Этот человек создавал впечатление добродушного персонажа, и потому я почти была уверена в том, что он всё-таки поставит меня в ещё более безвыходное положение.
Я продолжала стоять у изножья кровати, в которой лежал труп Тристана, но пистолет я решила опустить. Старик, только что разместившийся в кресле, явно не знал, с чего именно начать, но начать определённо точно хотел.
– Я видел вас в окно, – наконец произнёс он. – Мой номер с вашим по соседству.
Моя память мгновенно показала мне картинку окна соседнего номера: оно было лишь наполовину занавешено прозрачной тюлью. Он действительно хотел спрятаться подобным образом – оставаясь на виду?
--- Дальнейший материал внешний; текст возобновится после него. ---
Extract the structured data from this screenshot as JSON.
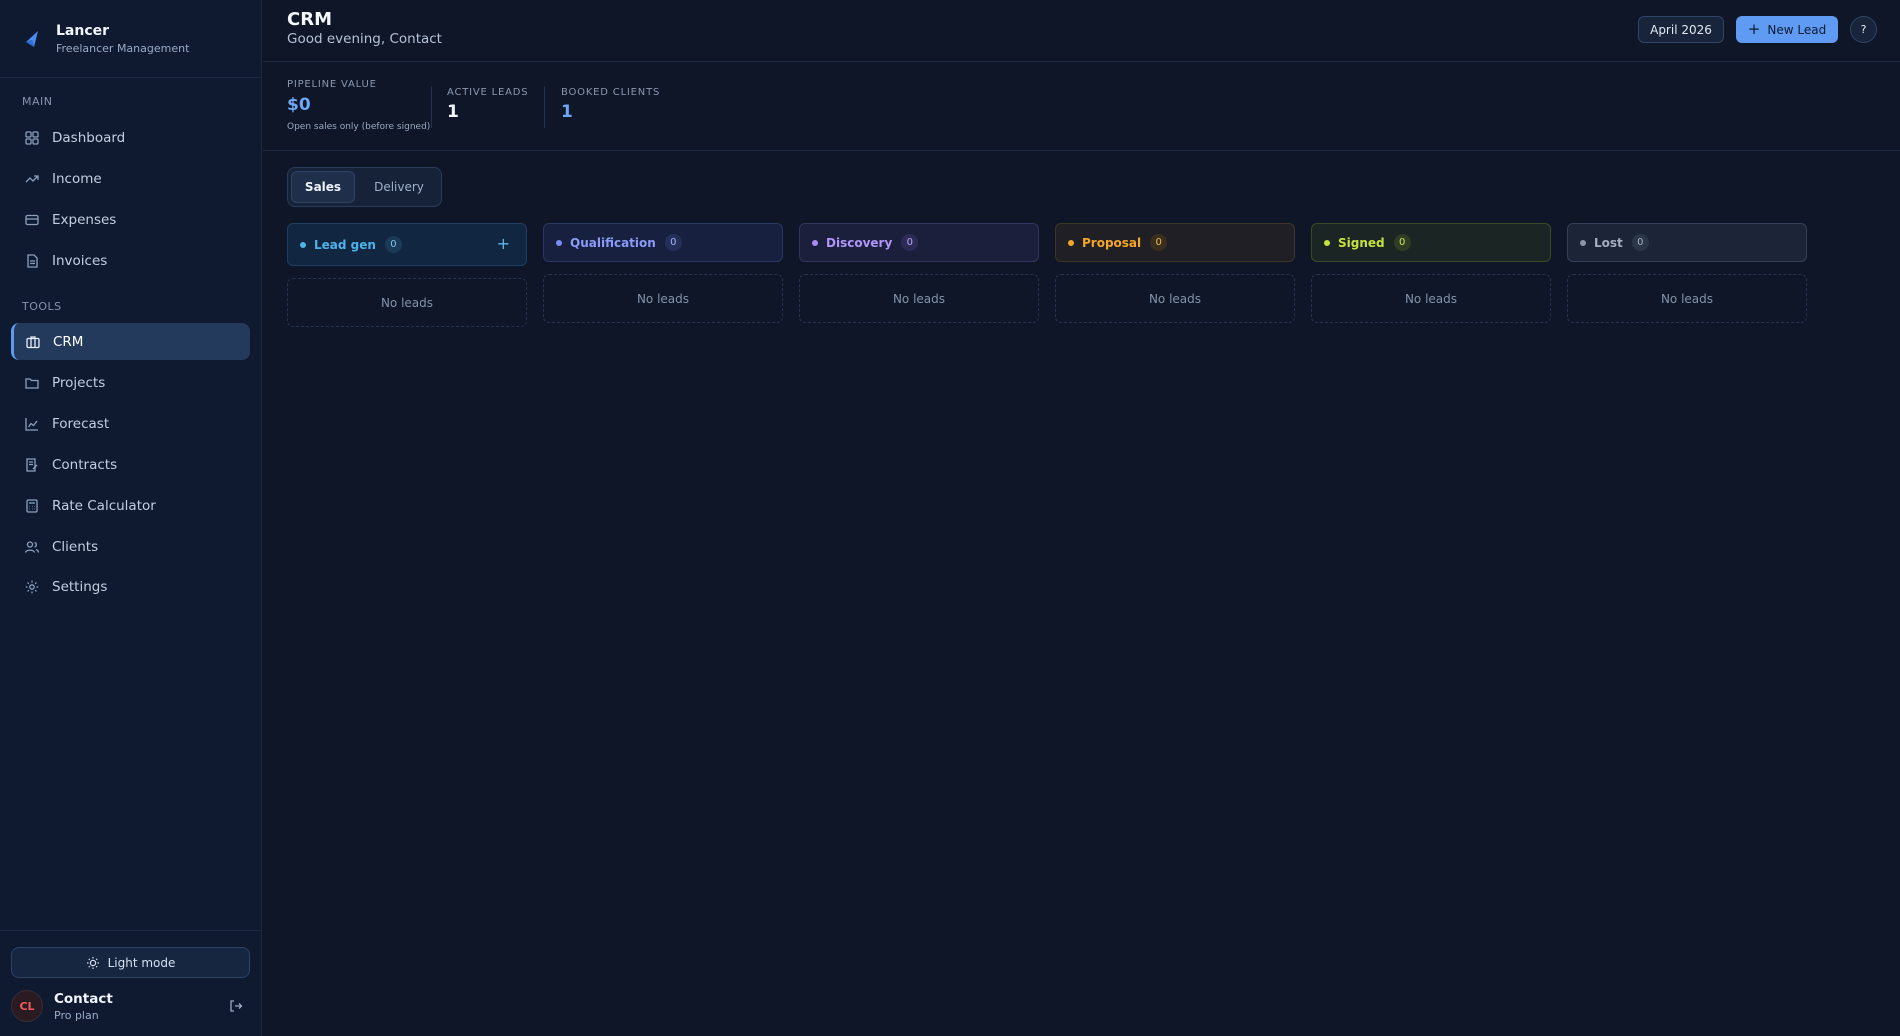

Подобное может говорить либо о халатной глупости, либо о редкой мудрости, либо о нежелании этого человека жить.
– В мотеле ещё есть кто-нибудь? – повела бровью я. – Люди? Блуждающие?
– Нет. Больше никого. Ещё вчера здесь была семейная пара лет тридцати пяти с четырьмя детьми, но они уехали. Кажется, они хотели попасть в Британию через Бельгию.
– А что сейчас в Британии, безопасно? – поняв, что диалог между нами по-любому состоится, ведь я не могу припугнуть своего собеседника оружием, потому как он, очевидно, не боится смерти, я решила последовать циничному совету Тристана, который прозвучал из его уст всего двое суток назад и который мне совсем не пришёлся по душе: “Если вы не можете предотвратить изнасилование – расслабьтесь и получайте удовольствие”.
– Думаю, что на этой планете осталось очень мало действительно безопасных мест, – смотря сквозь меня, отозвался старик. – Ходили слухи, что Британия принимает беженцев, но этим слухам уже три дня срока, так что, скорее всего, эта информация давно просрочена. В конце концов, Британия ведь не резиновая.
“Не резиновая”, – мысленно повторила я.
– Я скоро уйду, обещаю, – продолжал ночной гость. – Я всего лишь расскажу Вам одну историю, после чего обещаю Вас больше не беспокоить. Уйду сразу же, если только Вам не понадобится что-то от меня взамен.
– Что мне может от Вас понадобиться? – поинтересовалась я, не скрывая напряжения в своём голосе.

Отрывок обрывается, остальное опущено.